After discharge from the emergency room or a brief inpatient hospital stay for significant suicidal ideation or a suicide attempt, the transition to outpatient care can be difficult. Dr. Katherine Comtois, a Distinguished Investigator Grant recipient from AFSP, examined the feasibility, patient acceptance and improvement related to a treatment focused on managing and alleviating suicidal ideation and behavior called Collaborative Assessment and Management of Suicidality (CAMS). CAMS was developed by Dr. David Jobes, one of AFSP’s Scientific Advisors and an investigator on the study. Dr. Comtois published her results in the journal Depression and Anxiety in November 2011.
In this study 32 patients discharged from the ER or inpatient unit at Harborview Mental Health Services in Washington and given a “Next Day Appointment” (NDA) were randomly assigned to CAMS or Enhanced Care as Usual (E-CAU). Treatment was provided as long as deemed necessary by the treating clinician or until they stopped attending. CAMS used the Suicide Status Form (SSF) as a guide as patient and clinician worked together to address specific issues related to the patient’s suicidal behavior including understanding potential triggers as well as support and options available should suicidal ideation emerge or worsen. Suicidal ideation was monitored throughout the treatment. Participants were assessed with regard to suicidal ideation, behavioral health treatment outcomes, reasons for living and hopefulness at baseline and 2, 4, 6 and 12 months after the pretreatment assessment.

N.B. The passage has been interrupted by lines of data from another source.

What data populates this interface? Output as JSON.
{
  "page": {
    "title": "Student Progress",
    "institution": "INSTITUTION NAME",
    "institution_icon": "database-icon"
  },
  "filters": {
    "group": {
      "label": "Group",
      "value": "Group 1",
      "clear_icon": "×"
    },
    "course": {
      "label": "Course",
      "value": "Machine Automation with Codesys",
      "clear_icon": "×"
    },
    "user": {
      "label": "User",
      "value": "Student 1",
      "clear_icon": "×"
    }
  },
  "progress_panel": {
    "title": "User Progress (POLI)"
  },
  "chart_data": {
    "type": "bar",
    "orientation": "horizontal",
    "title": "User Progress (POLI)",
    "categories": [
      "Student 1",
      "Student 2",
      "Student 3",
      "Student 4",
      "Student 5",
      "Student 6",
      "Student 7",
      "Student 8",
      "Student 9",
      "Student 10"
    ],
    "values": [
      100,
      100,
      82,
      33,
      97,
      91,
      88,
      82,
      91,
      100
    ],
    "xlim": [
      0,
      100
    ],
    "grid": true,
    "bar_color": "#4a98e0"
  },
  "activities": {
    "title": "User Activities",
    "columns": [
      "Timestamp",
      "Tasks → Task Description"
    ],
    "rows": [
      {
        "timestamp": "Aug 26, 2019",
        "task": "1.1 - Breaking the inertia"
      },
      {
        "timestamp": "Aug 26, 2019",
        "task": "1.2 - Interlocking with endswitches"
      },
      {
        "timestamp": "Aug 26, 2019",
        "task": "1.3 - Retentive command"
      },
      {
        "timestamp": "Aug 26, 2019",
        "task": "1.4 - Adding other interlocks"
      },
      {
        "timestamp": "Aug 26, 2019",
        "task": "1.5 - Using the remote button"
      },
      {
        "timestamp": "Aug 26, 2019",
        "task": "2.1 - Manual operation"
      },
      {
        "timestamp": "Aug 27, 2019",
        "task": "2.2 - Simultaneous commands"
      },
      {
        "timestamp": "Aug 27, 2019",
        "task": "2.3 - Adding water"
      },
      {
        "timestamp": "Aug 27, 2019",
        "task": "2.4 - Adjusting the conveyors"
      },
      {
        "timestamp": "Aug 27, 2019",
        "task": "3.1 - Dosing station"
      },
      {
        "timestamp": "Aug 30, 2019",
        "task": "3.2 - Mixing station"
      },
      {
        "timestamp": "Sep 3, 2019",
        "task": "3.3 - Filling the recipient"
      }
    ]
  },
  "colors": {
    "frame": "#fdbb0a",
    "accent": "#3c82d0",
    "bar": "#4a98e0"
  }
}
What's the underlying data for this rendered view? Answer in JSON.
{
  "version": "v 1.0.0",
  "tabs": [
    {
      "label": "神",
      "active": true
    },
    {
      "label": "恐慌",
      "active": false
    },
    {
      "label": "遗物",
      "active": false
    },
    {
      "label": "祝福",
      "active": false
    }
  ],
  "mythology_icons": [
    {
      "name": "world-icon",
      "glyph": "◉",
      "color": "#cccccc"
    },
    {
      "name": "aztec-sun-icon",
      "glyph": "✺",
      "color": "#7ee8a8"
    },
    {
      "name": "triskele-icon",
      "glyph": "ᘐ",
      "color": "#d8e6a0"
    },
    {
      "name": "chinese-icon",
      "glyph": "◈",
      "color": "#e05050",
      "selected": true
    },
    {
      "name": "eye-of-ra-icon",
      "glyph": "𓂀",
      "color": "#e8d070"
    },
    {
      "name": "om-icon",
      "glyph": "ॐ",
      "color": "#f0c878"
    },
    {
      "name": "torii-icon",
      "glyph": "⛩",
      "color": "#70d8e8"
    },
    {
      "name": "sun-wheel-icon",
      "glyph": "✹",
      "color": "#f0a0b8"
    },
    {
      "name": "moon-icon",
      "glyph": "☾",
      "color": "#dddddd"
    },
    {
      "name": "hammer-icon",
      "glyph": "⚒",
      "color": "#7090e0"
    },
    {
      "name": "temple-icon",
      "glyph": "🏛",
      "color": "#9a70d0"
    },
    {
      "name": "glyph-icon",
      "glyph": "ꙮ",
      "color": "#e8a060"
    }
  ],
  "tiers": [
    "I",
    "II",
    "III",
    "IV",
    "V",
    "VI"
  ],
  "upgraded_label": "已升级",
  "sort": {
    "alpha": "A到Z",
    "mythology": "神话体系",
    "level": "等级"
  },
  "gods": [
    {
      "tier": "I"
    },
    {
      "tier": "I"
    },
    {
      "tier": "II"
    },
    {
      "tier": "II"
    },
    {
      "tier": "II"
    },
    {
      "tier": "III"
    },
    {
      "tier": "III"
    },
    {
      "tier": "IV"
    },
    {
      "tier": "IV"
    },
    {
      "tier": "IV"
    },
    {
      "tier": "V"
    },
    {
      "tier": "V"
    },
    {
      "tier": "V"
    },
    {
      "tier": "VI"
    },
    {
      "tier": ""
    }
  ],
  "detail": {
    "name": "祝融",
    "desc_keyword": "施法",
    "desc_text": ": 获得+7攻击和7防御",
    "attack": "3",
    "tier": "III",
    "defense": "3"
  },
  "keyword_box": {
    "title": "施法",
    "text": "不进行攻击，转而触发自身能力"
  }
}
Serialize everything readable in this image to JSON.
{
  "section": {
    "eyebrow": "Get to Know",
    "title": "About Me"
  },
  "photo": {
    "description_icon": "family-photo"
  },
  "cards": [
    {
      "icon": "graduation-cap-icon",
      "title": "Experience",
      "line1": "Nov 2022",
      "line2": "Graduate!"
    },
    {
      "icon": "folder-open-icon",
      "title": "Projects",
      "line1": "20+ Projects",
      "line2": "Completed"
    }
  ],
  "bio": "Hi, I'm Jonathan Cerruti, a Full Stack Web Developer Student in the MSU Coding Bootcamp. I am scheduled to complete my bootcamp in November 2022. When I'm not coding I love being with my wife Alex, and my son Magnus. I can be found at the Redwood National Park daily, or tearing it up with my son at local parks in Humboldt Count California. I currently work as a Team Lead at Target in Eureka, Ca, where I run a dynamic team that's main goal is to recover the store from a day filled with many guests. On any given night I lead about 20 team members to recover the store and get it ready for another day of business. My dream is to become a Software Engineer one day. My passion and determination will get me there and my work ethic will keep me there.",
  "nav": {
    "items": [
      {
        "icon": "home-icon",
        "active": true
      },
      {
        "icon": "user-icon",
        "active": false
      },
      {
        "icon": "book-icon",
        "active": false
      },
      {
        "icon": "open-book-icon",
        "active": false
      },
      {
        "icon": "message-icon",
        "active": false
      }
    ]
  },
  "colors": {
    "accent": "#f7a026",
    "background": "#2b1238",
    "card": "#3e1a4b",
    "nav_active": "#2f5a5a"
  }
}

While participants in both groups improved, CAMS demonstrated more rapid and long-lasting improvement. E-CAU reached the same level of improvement as CAMS at 6-months and then the effects of E-CAU treatment declined by 12-months while the improvements with CAMS were maintained. The study demonstrated that CAMS was accepted by patients, easily accessible to clinical staff and feasible in outpatient settings. In sum, CAMS showed promise for assisting recently discharged patients during a difficult transition.
Dr. Katherine Comtois is an Associate Professor at University of Washington’s Department of Psychiatry and Behavioral Sciences and Director of Harborview Mental Health Services Cognitive Behavioral Therapy Services.
Published article from this study:
- Comtois, K. A., et al. (2011). Collaborative Assessment and Management of Suicidality (CAMS): Feasibility Trial for Next-Day Appointment Services. Depression & Anxiety, 28, 963-972.